As restored primate of Northumbria with his see at York, Wilfrid first set
about finishing the partly built and now dilapidated stone church at York in
669-71. In 672/3 he built the stone church of St. Peter at Ripon and in 674, on
land provided by Ecgfrith's queen Ethelthryth, he built the stone church of St
Andrew at Hexham, reputably out of the stone taken from Hadrian's wall. The tragedy was of course that none of Wilfrid's magnificent
buildings have survived - the plundering Vikings, the Normans, and Cromwell's
roundheads have all led to a cycle of destruction and rebuilding which has
changed for ever the face of Christian sites on our shores.
Fortunately there is a first hand impression written down - not by the Venerable Bede for he was born around the time Wilfrid built his church at Ripon, but in
the book 'Life of Wilfrid' by Eddius Stephanus, the singing master brought in
from Canterbury. Wilfrid had introduced the Benedictine Order at Ripon monastery
and bought two singing masters from Canterbury including Eddius to teach his
monks antiphonal singing and instruct them in Gregorian chants.
We can gleam from Eddius that the new church was a truly outstanding piece of
architecture modelled on the basilicas of Rome with pillars, side aisles, arched
vaults and ornate pictures of the saints. To build this type of structure,
Wilfrid had to bring in stonemasons, plasterers and glaziers from France and
Italy. Unfortunately their achievement was not to last as the church was almost
totally destroyed in 950. All that remains, as a tangible link with Wilfrid's
minster, is the original crypt, which we were shortly to see for ourselves.

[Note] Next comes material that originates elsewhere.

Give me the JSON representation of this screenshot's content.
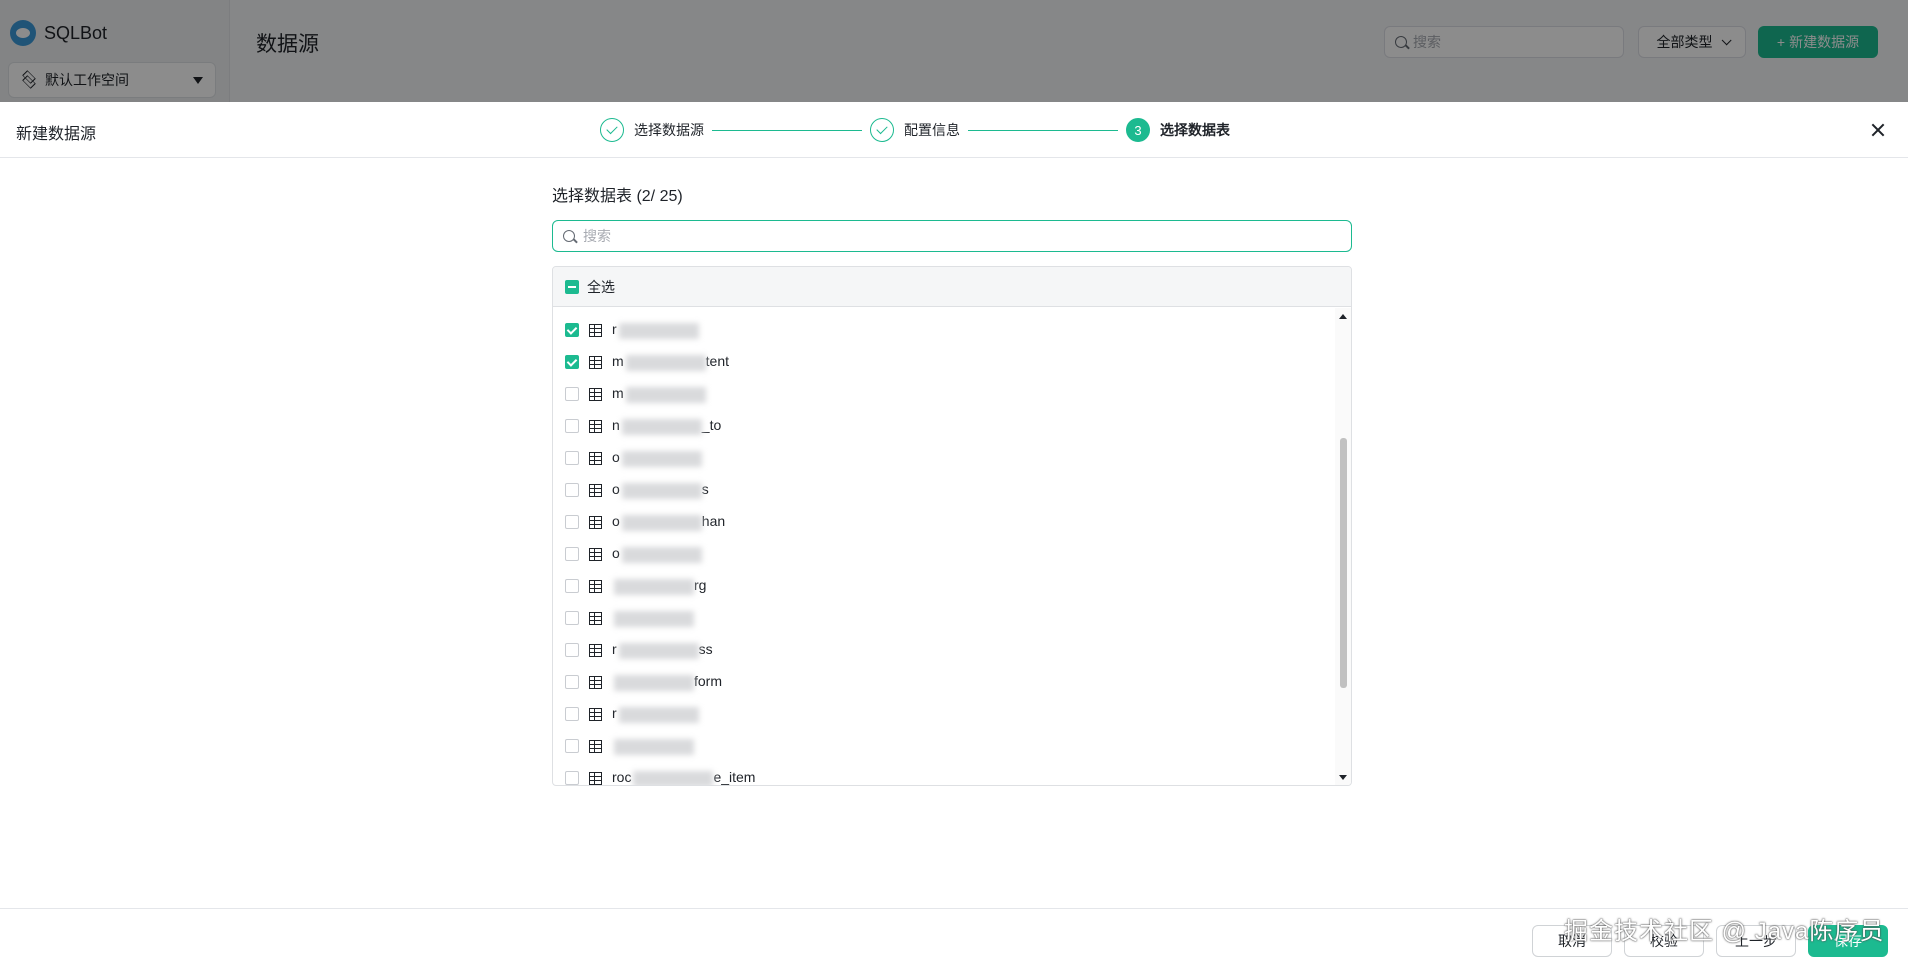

A second minster was built shortly afterwards but that was also destroyed in
1069, this time by the Normans. A new minster soon rose in 1080 by Thomas of
Bayeux, first Norman Archbishop of York. The best part of this Norman part of
the building is the vaulted undercroft, which has been recently restored, and
now the Chapel of Resurrection. It was in this very chapel that we had our
Eucharist with Fr Roger officiating. The very attractive and modern looking
round altar actually dates from the second church of 950.